Kazuya Koyama, en tant que spécialiste de la vinification, a ouvert la conférence avec une présentation scientifique détaillée nous expliquant les particularités du vin japonais et des raisins cultivés. Joris Fradet, vigneron aux multiples expériences en France comme à l’international, nous a quant à lui partagé ses observations faites lors de son séjour dans le vignoble japonais.

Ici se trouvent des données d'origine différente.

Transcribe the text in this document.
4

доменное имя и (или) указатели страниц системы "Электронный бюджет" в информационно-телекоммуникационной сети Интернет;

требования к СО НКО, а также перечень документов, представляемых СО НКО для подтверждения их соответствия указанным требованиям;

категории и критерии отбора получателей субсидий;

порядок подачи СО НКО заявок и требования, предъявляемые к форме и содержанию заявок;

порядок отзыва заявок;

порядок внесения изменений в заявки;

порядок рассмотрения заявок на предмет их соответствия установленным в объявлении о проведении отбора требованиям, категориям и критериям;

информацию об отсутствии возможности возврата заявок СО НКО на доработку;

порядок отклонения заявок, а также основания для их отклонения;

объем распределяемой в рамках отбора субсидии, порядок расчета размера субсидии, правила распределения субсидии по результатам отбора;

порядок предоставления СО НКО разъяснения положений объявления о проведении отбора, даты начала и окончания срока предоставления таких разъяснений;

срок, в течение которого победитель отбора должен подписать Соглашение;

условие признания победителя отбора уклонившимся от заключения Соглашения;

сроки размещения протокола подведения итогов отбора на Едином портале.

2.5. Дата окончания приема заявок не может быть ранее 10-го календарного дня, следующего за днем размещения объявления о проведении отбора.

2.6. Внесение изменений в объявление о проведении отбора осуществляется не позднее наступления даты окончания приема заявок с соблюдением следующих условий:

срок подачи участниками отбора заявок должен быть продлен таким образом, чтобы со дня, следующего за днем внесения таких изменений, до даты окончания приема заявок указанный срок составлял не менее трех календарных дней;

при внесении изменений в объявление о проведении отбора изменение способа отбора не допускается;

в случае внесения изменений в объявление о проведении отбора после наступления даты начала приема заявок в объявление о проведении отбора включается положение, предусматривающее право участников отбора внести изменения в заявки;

Les témoignages de deux spécialistes
Le Japon a développé des variétés de raisin uniques représentées notamment par le Kōshū et le Muscat Bailey A, explique Kazuya Koyama, qui ont donné naissance à de multiples types de vins grâce au progrès des technologies de vinification. Le Japon cultive aussi des cépages européens de qualité en ayant réussi à les faire s’adapter au climat japonais, ce qui demande beaucoup de recherche et de réflexion à cause de leur sensibilité à la pluie et à l’humidité. Joris Fradet ajoute, d’après sa récente expérience à Yamanashi, que les producteurs japonais ont donc développé plusieurs techniques pour préserver les différentes variétés de raisin de la pluie, notamment la culture en pergola avec des kasa individuellement posés sur chaque grappe. L’avantage de variétés comme le Kōshū est leur peau épaisse contenant beaucoup de tanins qui les mettent à l’abri des maladies. Il existe par ailleurs de nombreuses hybridations, comme le Kōshū et le Muscat Bailey A qui ont de la chair à la place du jus, parfois fabriquées par les vignerons eux-mêmes.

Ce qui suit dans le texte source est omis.